Im zweiten Jahr landet eine Schaluppe voller Piraten an der Ostküste der Insel, und die Jungen müssen diese mithilfe zweier erwachsener Gefangener, die sich aus der Gewalt der Piraten befreien konnten, besiegen, da die Piraten ihre Schaluppe mit den Vorräten der Jungen reparieren und beladen und dafür die Kinder töten wollen.
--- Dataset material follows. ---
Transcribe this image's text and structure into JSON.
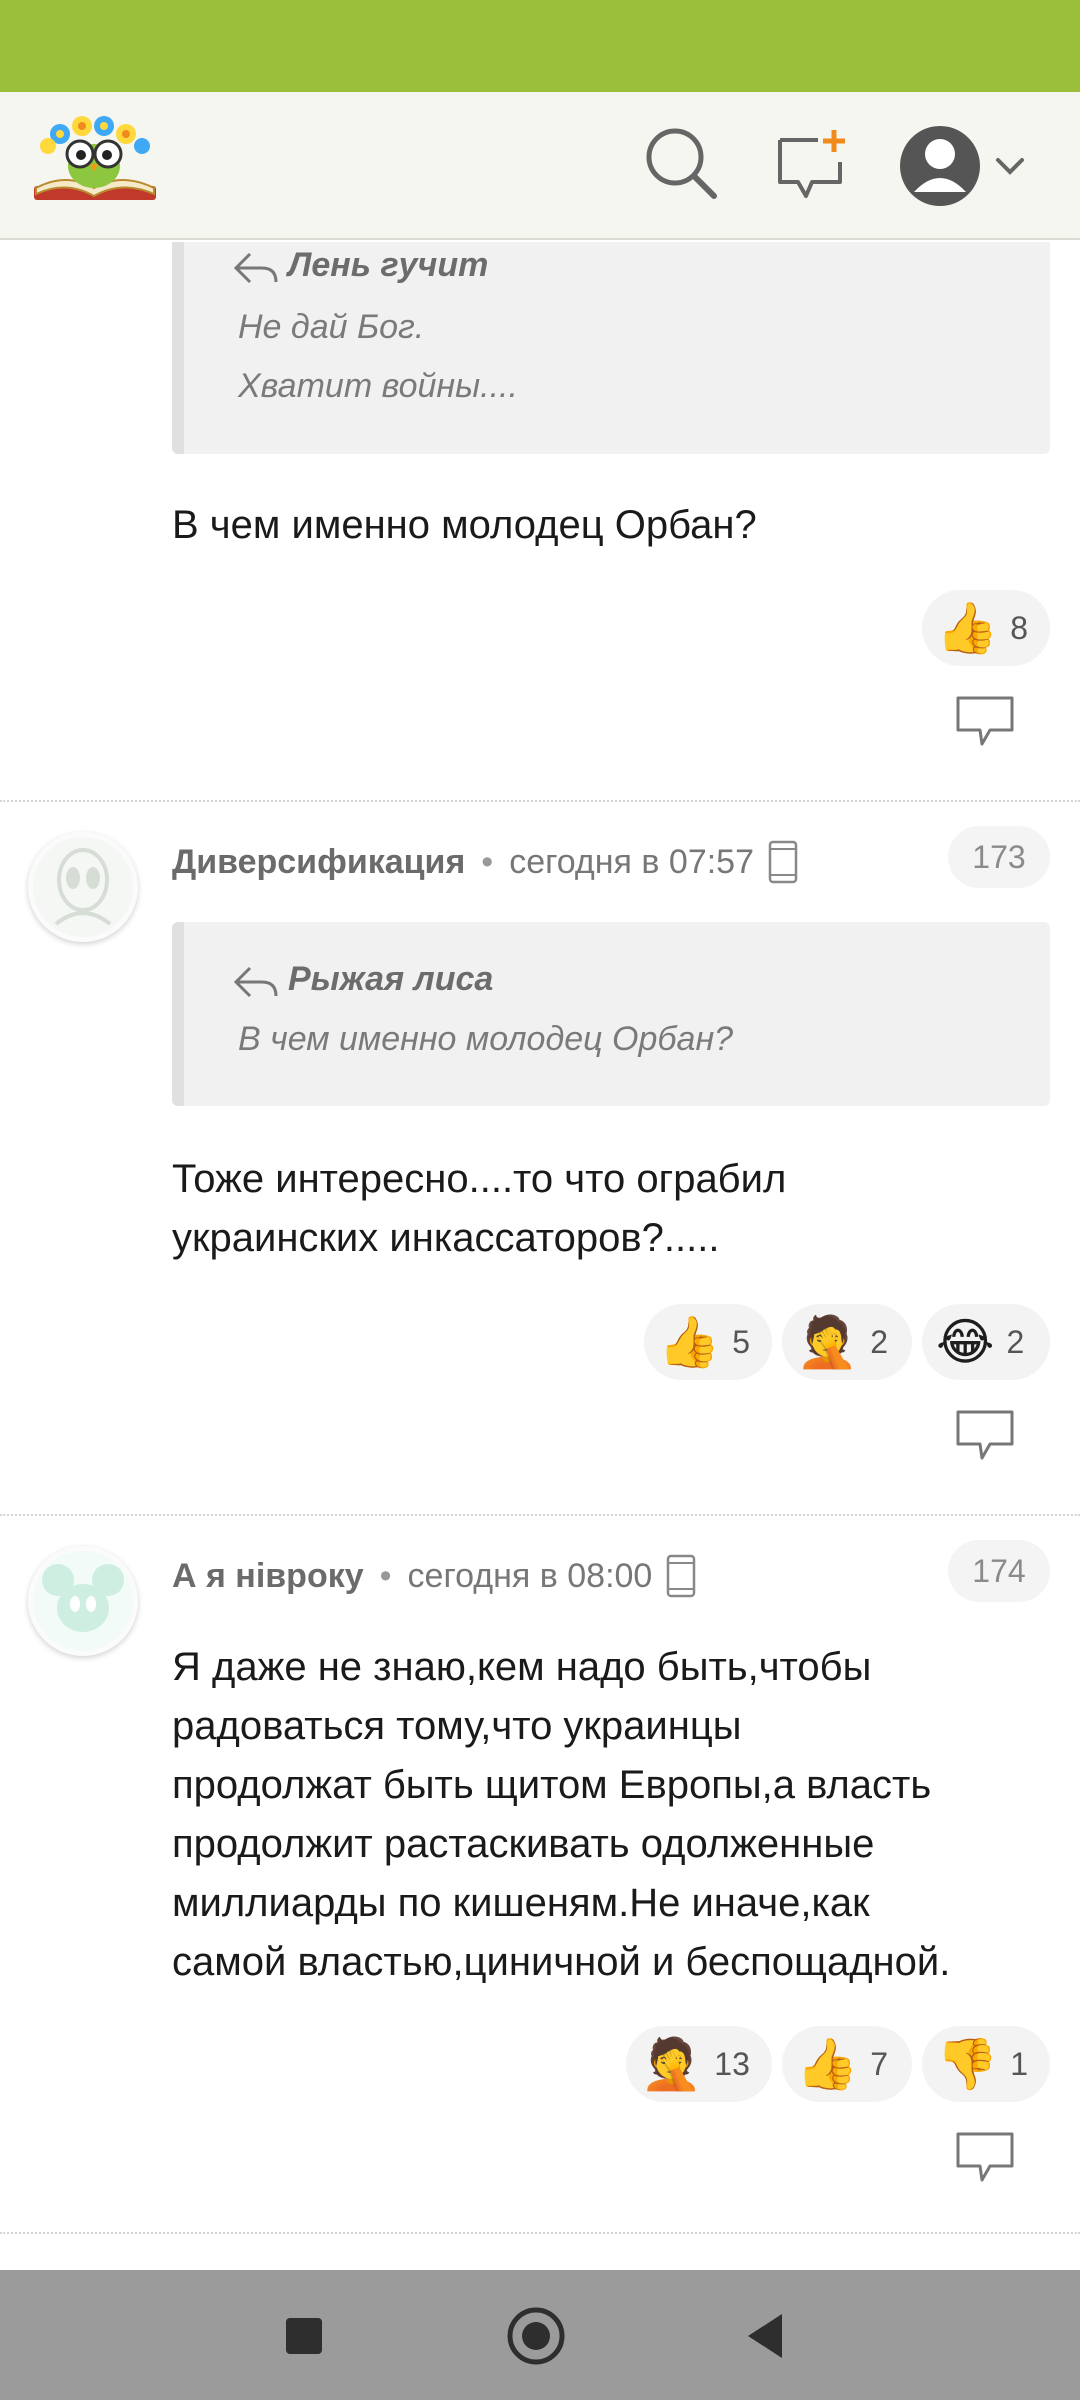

Es gelingt, die Feinde zu beseitigen. Nach der Reparatur der Schaluppe reist die Gruppe Richtung Südamerika, begegnet auf dem Weg einem australischen Dampfer, wird von diesem nach Auckland zurückgebracht und von den Eltern und der ganzen Stadt, die sich das unerklärliche Verschwinden der Jungen nie erklären konnte (Jacques hatte aus Spielerei die Taue gelöst) , begeistert wieder in Empfang genommen.
Stil und meine Meinung
Der Roman ist von seiner Thematik und seinen Protagonisten her ein typischer Jugendroman. Allerdings benutzt Verne wohl in der Originalausgabe sehr viele botanische und zoologische Fachbegriffe, was die Lektüre einer unbearbeiteten Ausgabe für Jugendliche etwas anstrengend machen könnte. Ich habe mir meine Ausgabe auf einem Bücherflohmarkt in Frankfurt an der Oder gekauft, wo Bestände der Stadtbibliothek veräußert wurden. Diese Ausgabe verzeichnet keinen Übersetzer und ist bearbeitet, so dass ich keine Schwierigkeiten mit lateinischen Fachbegriffen hatte. Dennoch finde ich, dass dieser Roman einer der schwächeren von Verne ist, weil er sich einerseits minutiös mit dem Aufbau einer sowohl materiell als auch sozial funktionierenden Kleinstgesellschaft beschäftigt, was sicher interessant ist, aber wenig für Spannung sorgt. Auch der Konflikt zwischen Boniphan und Briant und der Sieg über die Piraten werden zu wenig ausgeführt, als dass sie für atemlose Spannung sorgen. Zusätzlich machen einige Bemerkungen zum Umgang mit Moko, der als Farbiger kein Mitspracherecht hat und ganz selbstverständlich mit dienenden Aufgaben betraut bleibt, dem heutigen Leser wenig Freude. Kann man lesen, aber es gibt Besseres von Verne.